René Dosière dénonce un «recul important des pouvoirs de contrôle des députés»!

Le député socialiste s’indigne de l’allongement du délai de réponse du gouvernement aux questions des élus, dénonçant la «désinvolture» de l’exécutif.
René Dosière ne décolère pas. Le député socialiste dont les travaux sur le train de vie de l’Elysée et des ministères défraient régulièrement la chronique, s’inquiète de la «désinvolture» croissante de l’exécutif à l’égard des questions écrites de la représentation nationale. A commencer par les plus gênantes, qui, faute d’avoir reçu une réponse par la voie normale, lui sont retournées bardées de l’étiquette «questions signalées». Une procédure sans laquelle les investigations de Dosière au sommet de l’Etat «n’auraient, dit-il, pas été possibles». Or, au grand dam du socialiste, loin de résoudre le problème, le nouveau règlement de l’Assemblée, qui doit être adopté mercredi soir, risque de freiner encore son délicat travail de collecte de l’information.

Un paradoxe alors que Claude Bartolone prétend, lui, œuvrer pour «améliorer l’efficacité du travail parlementaire». C’est que, pour dégripper les liaisons entre députés et ministres, le président de l’Assemblée nationale s’est attaqué au plus pressé : l’inquiétante prolifération des questions écrites «normales» déposées par ses ouailles. Ces questions qui réclament une réponse du ministre dans les deux mois, les députés en raffolent, d’autant plus que les sites de classement les retiennent comme critère de l’activité parlementaire : de 13 377 au cours de la session 1995-1996, le nombre de questions écrites est passé à 26 906 au cours de la session 2013-2014…

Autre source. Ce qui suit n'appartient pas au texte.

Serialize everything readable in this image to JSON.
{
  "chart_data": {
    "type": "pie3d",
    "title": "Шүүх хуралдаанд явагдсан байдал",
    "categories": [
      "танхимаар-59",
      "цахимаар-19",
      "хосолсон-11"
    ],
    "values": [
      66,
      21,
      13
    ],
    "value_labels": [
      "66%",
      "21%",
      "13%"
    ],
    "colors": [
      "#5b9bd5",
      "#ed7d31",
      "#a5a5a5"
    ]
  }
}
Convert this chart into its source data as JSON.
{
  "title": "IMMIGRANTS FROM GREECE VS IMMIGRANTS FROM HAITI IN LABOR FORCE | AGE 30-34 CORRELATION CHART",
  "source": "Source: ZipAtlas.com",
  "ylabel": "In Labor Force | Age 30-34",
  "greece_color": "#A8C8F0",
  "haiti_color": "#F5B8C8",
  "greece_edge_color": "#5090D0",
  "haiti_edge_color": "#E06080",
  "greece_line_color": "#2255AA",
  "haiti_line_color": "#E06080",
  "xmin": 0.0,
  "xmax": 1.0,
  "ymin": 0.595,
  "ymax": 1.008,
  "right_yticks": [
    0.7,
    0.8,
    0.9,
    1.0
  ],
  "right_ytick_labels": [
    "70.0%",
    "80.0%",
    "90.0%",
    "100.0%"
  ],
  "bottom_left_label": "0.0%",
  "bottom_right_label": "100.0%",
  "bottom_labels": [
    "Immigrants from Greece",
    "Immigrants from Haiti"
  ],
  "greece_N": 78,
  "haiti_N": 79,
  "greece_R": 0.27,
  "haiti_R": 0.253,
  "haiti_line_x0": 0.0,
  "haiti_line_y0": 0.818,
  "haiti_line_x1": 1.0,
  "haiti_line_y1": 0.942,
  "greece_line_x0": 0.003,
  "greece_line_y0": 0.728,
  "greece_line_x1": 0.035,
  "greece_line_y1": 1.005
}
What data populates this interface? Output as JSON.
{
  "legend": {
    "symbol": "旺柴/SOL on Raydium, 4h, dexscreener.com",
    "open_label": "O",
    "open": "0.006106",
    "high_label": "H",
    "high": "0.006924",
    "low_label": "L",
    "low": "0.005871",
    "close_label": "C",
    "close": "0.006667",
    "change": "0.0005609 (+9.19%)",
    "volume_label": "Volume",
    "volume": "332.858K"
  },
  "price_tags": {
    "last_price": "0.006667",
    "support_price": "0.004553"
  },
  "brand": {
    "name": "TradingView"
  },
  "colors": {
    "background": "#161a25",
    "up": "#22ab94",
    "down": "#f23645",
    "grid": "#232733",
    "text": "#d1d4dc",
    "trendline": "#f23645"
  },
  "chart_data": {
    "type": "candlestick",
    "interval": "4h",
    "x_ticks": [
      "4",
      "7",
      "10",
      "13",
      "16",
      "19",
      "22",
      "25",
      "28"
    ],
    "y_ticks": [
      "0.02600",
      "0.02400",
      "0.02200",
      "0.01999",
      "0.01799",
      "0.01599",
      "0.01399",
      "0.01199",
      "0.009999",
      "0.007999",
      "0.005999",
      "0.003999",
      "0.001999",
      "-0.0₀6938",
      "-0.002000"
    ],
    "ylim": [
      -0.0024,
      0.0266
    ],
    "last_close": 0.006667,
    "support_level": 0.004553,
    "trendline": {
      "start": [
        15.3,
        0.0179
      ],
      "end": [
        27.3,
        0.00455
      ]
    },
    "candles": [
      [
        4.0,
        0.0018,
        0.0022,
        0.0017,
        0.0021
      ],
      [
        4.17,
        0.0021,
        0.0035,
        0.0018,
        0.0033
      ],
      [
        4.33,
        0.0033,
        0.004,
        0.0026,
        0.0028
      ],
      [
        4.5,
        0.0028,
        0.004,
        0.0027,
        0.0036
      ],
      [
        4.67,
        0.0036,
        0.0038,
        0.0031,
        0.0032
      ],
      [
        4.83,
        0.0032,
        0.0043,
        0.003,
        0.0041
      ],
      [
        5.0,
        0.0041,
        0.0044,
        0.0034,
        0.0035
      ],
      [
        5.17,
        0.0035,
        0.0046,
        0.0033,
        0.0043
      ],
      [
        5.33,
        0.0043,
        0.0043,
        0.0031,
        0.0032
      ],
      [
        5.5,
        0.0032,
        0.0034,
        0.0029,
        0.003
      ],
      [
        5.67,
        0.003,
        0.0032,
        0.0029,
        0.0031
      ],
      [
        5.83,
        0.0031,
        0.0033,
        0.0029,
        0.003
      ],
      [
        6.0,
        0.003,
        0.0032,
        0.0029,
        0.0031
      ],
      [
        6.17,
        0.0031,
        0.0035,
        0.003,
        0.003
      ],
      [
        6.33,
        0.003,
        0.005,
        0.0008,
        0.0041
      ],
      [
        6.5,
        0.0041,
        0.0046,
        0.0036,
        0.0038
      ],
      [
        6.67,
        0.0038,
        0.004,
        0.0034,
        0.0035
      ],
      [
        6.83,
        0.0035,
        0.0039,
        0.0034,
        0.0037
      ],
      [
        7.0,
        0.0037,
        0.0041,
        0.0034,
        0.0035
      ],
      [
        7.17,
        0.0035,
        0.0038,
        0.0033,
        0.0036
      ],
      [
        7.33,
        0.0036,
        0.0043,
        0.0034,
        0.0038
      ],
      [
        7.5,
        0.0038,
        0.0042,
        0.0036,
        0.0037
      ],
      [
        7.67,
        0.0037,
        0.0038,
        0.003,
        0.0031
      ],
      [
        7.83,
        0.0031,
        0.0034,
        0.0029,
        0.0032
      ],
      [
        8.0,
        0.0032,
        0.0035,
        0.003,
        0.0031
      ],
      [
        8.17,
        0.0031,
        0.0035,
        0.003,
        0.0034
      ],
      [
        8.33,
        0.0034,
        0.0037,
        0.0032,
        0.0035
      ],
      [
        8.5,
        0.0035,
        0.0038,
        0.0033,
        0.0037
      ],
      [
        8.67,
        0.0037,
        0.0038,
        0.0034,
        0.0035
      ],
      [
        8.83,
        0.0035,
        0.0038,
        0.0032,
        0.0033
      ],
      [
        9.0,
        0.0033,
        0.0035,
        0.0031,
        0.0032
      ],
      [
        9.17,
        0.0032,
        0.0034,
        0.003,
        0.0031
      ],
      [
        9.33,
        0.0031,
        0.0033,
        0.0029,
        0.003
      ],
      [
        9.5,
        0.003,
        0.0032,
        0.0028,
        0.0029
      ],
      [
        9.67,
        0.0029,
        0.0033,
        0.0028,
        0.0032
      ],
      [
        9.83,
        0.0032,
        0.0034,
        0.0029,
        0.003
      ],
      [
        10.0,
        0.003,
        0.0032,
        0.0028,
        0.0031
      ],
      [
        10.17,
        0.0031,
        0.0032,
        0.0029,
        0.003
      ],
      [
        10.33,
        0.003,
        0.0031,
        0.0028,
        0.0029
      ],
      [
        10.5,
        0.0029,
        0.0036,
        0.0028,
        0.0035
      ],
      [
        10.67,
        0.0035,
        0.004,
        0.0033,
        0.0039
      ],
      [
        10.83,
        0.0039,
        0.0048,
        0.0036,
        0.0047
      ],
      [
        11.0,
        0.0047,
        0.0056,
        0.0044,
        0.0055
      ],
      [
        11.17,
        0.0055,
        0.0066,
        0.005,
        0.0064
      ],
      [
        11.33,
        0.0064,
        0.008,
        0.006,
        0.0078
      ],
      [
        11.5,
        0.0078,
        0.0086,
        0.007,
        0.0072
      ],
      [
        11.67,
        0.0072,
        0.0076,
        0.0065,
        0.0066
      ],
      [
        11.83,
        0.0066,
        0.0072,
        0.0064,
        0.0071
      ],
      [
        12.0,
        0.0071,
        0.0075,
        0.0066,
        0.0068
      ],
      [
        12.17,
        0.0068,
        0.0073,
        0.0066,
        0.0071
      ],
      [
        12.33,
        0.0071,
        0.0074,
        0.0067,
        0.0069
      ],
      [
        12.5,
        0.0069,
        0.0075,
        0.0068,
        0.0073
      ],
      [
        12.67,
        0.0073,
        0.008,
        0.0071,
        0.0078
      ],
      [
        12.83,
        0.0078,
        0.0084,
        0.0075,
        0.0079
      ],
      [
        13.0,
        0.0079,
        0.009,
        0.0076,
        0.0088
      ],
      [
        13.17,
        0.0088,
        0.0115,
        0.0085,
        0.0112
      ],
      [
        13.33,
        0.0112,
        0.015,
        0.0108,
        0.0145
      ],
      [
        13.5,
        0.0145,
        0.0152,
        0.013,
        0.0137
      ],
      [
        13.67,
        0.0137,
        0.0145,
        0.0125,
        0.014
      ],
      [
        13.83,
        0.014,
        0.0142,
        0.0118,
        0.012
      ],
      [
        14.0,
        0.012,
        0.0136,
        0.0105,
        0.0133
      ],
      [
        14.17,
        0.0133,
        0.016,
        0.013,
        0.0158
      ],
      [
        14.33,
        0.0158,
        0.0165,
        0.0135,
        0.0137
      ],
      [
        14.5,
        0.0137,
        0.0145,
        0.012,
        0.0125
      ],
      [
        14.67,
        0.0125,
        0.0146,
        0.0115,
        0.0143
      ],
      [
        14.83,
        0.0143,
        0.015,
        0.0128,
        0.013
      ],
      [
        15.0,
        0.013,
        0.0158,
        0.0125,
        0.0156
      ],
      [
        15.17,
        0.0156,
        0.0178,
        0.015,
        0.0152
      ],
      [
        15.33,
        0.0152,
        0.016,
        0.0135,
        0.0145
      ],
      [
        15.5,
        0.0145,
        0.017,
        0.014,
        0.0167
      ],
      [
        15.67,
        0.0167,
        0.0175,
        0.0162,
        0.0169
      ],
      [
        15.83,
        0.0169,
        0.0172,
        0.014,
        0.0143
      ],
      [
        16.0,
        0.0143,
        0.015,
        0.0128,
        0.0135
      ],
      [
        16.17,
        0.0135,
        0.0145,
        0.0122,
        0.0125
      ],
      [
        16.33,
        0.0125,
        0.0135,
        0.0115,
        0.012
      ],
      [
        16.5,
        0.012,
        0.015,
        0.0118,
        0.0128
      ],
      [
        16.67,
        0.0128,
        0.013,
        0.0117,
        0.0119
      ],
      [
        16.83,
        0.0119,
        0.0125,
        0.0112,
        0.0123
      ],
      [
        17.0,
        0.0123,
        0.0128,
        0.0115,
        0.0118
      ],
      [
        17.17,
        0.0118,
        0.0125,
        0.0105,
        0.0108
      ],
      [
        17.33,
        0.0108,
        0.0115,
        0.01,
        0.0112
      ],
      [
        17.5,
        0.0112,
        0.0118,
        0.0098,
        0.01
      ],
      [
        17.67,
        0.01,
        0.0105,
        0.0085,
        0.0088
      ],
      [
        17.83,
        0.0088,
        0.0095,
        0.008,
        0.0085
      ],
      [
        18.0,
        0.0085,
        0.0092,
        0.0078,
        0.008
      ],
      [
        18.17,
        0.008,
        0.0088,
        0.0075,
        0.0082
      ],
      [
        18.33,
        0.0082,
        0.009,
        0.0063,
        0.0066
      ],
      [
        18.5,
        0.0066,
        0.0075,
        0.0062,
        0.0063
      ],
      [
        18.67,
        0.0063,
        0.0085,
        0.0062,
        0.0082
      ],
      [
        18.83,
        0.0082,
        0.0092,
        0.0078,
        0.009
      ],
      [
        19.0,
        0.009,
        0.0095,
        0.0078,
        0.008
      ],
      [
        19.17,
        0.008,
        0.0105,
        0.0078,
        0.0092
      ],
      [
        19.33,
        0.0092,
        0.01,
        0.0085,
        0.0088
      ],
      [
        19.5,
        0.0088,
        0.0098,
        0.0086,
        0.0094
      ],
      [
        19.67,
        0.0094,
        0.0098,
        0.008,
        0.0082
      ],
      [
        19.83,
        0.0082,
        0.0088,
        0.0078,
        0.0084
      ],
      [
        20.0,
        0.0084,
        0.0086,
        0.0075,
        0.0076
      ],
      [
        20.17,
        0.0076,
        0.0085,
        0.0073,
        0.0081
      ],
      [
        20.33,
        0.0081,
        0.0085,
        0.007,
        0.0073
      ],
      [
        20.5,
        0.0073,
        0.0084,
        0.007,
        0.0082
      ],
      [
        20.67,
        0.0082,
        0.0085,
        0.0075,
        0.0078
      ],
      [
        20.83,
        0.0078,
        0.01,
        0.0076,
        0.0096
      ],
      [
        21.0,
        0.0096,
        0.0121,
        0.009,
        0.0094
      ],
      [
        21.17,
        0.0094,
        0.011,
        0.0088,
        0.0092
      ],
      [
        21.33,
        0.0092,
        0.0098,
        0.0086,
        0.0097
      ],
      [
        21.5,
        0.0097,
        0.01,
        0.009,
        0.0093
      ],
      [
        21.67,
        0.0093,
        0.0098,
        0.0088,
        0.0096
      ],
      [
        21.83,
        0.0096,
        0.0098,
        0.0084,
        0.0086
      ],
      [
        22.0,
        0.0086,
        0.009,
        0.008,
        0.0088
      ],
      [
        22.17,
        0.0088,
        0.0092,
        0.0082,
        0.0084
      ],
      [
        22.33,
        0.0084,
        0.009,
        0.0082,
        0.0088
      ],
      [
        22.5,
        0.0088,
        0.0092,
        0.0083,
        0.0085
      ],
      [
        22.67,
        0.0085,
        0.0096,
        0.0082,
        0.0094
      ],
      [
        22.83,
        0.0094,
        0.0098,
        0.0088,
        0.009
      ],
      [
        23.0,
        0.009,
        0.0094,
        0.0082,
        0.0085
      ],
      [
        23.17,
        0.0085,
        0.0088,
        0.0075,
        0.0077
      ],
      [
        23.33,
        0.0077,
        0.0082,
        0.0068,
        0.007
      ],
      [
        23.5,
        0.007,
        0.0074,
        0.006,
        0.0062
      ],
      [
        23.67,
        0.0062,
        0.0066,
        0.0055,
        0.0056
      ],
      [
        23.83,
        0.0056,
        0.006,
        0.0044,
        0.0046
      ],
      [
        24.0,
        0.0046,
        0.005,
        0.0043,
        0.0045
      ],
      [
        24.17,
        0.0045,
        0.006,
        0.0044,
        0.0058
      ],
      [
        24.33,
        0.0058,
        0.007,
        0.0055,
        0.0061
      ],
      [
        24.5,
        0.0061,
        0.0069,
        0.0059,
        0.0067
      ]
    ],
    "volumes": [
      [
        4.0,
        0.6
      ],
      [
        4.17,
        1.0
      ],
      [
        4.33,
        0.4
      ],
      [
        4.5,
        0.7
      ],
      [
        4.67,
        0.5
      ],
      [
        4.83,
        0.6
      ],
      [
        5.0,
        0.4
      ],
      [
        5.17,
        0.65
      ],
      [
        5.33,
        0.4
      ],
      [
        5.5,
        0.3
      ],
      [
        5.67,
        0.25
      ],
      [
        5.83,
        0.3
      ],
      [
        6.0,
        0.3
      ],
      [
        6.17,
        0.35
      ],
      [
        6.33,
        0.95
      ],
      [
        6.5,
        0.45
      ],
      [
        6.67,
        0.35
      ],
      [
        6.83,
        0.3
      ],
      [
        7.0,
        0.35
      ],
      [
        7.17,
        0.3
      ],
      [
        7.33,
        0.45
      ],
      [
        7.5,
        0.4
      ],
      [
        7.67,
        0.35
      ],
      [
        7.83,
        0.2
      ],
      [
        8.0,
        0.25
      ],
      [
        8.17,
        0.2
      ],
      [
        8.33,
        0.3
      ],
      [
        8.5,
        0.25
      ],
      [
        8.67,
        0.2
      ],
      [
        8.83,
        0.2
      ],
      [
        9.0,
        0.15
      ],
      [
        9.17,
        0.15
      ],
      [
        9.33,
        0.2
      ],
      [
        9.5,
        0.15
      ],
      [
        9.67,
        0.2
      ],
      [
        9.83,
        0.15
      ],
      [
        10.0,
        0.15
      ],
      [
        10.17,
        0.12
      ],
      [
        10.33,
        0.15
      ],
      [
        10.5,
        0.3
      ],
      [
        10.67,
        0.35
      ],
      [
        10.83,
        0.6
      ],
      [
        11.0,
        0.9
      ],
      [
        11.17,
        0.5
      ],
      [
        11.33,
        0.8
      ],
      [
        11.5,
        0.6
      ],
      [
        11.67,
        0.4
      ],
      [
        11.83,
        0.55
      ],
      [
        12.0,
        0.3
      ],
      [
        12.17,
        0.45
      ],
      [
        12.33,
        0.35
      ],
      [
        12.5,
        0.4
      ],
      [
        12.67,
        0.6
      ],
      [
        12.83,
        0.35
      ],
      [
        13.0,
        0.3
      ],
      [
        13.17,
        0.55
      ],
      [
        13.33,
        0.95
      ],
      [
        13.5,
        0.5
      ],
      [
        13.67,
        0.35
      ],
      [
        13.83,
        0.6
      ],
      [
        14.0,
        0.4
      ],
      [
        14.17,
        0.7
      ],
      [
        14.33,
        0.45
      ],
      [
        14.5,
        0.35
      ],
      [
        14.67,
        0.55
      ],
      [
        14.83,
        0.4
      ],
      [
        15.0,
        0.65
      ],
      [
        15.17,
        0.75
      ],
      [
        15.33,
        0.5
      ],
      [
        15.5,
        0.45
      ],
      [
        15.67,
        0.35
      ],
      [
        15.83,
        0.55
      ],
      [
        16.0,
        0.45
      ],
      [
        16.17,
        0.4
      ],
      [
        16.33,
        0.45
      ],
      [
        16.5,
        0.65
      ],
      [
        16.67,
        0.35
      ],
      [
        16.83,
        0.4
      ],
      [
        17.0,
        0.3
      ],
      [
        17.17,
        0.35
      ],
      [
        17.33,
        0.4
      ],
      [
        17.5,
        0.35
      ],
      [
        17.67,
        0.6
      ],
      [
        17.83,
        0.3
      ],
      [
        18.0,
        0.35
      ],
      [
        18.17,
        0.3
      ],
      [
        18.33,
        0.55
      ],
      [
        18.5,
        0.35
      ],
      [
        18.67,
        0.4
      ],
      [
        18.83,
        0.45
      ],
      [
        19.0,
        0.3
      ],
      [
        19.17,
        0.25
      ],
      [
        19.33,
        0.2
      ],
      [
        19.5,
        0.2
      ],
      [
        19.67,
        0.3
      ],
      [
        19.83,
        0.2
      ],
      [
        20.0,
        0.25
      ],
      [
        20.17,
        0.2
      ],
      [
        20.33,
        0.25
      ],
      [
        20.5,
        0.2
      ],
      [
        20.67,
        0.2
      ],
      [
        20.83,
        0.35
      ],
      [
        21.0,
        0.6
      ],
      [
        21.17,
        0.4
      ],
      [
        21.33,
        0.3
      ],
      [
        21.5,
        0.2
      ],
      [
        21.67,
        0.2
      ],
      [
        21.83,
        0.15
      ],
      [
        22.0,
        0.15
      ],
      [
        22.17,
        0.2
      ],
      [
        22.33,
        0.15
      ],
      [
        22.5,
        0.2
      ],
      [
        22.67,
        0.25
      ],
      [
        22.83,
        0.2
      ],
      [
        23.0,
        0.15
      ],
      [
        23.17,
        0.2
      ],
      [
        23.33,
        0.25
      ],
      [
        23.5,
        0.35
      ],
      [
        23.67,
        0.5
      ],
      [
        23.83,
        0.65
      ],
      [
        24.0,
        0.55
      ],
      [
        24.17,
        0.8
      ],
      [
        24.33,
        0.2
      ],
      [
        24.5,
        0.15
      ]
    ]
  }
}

Difficile, dans ces conditions, de s’étonner du peu d’allant de l’administration : de 96% durant la législature 1993-1997, son taux de réponse est tombé à 68%, seul un quart des questions des députés étant traité dans les délais. Pour rétablir le dialogue, Claude Bartolone a donc pris le parti d’en plafonner le nombre au début de chaque session ordinaire. «Une non-réponse du gouvernement sera d’autant moins justifiable, plaide son entourage. Notre objectif, c’est que le gouvernement réponde à toutes les questions, et pas seulement aux questions signalées.»

DES RÉPONSES DE PLUS EN PLUS TARDIVES

Un argumentaire qui ne convainc pas Dosière. «L’inflation des questions écrites, ce n’est pas nouveau !, se récrie le député. C’est bien pour cela que Philippe Seguin avait créé en 1995 la procédure des “questions signalées”.» Au terme de cette procédure, les présidents des groupes politiques sélectionnent chaque semaine parmi les questions écrites restées sans réponse, celles qui leur paraissent le plus dignes d’intérêt. L’incontinence n’est cette fois pas de mise : le nombre des questions signalées est plafonné à quelque 800 par an.

En contrepartie de cette tempérance, le gouvernement se doit de répondre dans les dix jours. Une obligation morale à laquelle il s’est scrupuleusement tenu de 1995 à 2009, avec 8 600 questions signalées et pas un seul jour de retard. Au point qu’en 2009, la procédure est officiellement inscrite dans le règlement de l’Assemblée. «Cette année-là pour la première fois, les délais n’ont pas été respectés pour certaines de mes questions concernant la présidence de la République», reconnaît Dosière qui n’obtient alors satisfaction qu’après protestation directe auprès du ministre chargé des relations avec le Parlement.

Pourtant, le dysfonctionnement se confirme. Et même s’accentue après 2012. Sur la session 2013-2014, les retards touchent le tiers des questions signalées. Et c’est en vain que plusieurs députés à l’instar du chef de file des communistes, André Chassaigne, dénoncent «l’indifférence», voire le «dédain», des ministres à leur endroit. «La moitié des 187 questions signalées aujourd’hui en instance attendent une réponse depuis plus de 3 mois !», souligne René Dosière. «C’est un recul important dans les pouvoirs de contrôle et d’investigation des députés.» Une plainte que Bartolone a choisi d’ignorer : le nouveau règlement de l’Assemblée porte officiellement de dix à quinze jours le délai imparti au gouvernement pour répondre aux questions signalées.